On Friday afternoon you'll be assigned to a recruit training company and meet your Company Commanders. They'll ensure that you overcome the challenges of training and make the transition from civilian to Coast Guardsman. Your first weekend with your company will be a challenging time for you. You'll learn how to act as a member of a team, and how to obey orders. Many recruits find this the most difficult period in recruit basic training. Prepare yourself for this. Remember that the beginning is hard, but you'll quickly learn how to meet the many requirements and challenges placed upon you. Your first order of business is an introduction to physical fitness and required knowledge. You'll start learning military drill, military customs and courtesies, and begin basic Coast Guard orientation. The more general knowledge you can memorize before you arrive for training, the better off you'll be. On Thursday morning you'll be given your swim assessment*.
* Failure to meet the swimming standards will result in being placed in Remedial Swim until successful completion of the swimming standards.
Learning the Basics
Week 3—Week 4
During the third week of training, instruction will consist of military justice, code of conduct uniforms, ranks and rates, career development, fitness, wellness and quality of life, Coast Guard history, traditions, values, safety, Coast Guard assets and missions, administration and personal finance, watch standing, security, and communications. At the end of the fourth week of training, you'll take the mid-term exam. When you pass this exam, your training will take a significant turn. You'll have the opportunity to submit your preferences for the geographic location of your first assignment. The Coast Guard will then assign you to a unit depending on the needs of the service while attempting to match that need with your location preferences. Rest assured that every non-rate assignment offers the same opportunity for a successful start to your career.
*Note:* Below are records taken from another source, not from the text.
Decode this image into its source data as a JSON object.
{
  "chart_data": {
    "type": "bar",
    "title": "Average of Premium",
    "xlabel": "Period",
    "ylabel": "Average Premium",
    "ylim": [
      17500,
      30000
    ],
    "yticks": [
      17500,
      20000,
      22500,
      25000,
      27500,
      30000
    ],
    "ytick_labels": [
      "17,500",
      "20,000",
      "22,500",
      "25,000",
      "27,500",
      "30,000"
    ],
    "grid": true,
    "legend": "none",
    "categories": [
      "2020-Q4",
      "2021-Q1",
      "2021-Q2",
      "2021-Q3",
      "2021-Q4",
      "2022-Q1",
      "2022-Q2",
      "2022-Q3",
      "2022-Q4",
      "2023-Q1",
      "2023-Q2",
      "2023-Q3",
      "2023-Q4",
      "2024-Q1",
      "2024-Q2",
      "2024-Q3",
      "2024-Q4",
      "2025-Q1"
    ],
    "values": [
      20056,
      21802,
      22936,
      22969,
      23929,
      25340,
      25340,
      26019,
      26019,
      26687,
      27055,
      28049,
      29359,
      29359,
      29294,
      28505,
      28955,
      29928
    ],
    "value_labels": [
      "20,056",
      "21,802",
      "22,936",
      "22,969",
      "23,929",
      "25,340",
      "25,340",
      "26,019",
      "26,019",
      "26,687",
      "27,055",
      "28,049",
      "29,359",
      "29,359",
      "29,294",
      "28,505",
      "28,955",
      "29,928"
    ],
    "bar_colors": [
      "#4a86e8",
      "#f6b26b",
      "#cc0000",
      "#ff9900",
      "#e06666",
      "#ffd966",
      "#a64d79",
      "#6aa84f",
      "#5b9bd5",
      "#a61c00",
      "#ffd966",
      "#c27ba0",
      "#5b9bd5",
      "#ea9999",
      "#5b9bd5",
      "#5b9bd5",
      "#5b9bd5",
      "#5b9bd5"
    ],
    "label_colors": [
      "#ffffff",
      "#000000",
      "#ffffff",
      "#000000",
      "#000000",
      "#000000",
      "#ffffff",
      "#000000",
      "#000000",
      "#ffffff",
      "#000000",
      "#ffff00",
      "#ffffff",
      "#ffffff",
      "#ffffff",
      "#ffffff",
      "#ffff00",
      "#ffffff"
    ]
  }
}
The Coast Guard has a priority to fill certain billets as follows: Operational Afloat, Operational Ashore, Operations Support, and finally General Support. Therefore, the majority of all recruits find their first duty is operational.
Week 5—Week 6
Your training during this period will be much more practical and hands-on. You'll learn firefighting and marksmanship. You'll learn about line handling and seamanship, and you'll also continue with classroom instruction. At the end of the fifth training week, you receive orders to your first assignment and things start happening quickly. By this phase of training, you're conducting yourself as a member of the U.S. Armed Forces. Your training is progressing through other practical areas, like close order drill and watch standing. Learning about your military entitlements will also prepare you for upcoming travel arrangements and graduation.
Preparation for Your First Unit
You'll be required to contact your new unit and speak with a designated sponsor who will give you the information you need to ma. a successful transition to your new duty station. You'll continue with classroom instruction that focuses on leadership, first aid and CPR. At the end of this week of training, you'll take the final exam.
Graduation is the culmination of recruit basic training and a proud moment for the graduates, their families and the Cape May staff. Graduation ceremonies are usually held each Friday morning at 1100. The ceremonies are typically held outdoors in fair weather conditions. In the event of inclement weather and during the winter months, graduations are held in the Cape May gymnasium. Awards that are presented at graduation include but are not limited to Honor Graduate, Leadership, Academic, Most Physically Fit, Best Shipmate, Seamanship, Manual of Arms, Yeoman, and Most Improved Physical Fitness.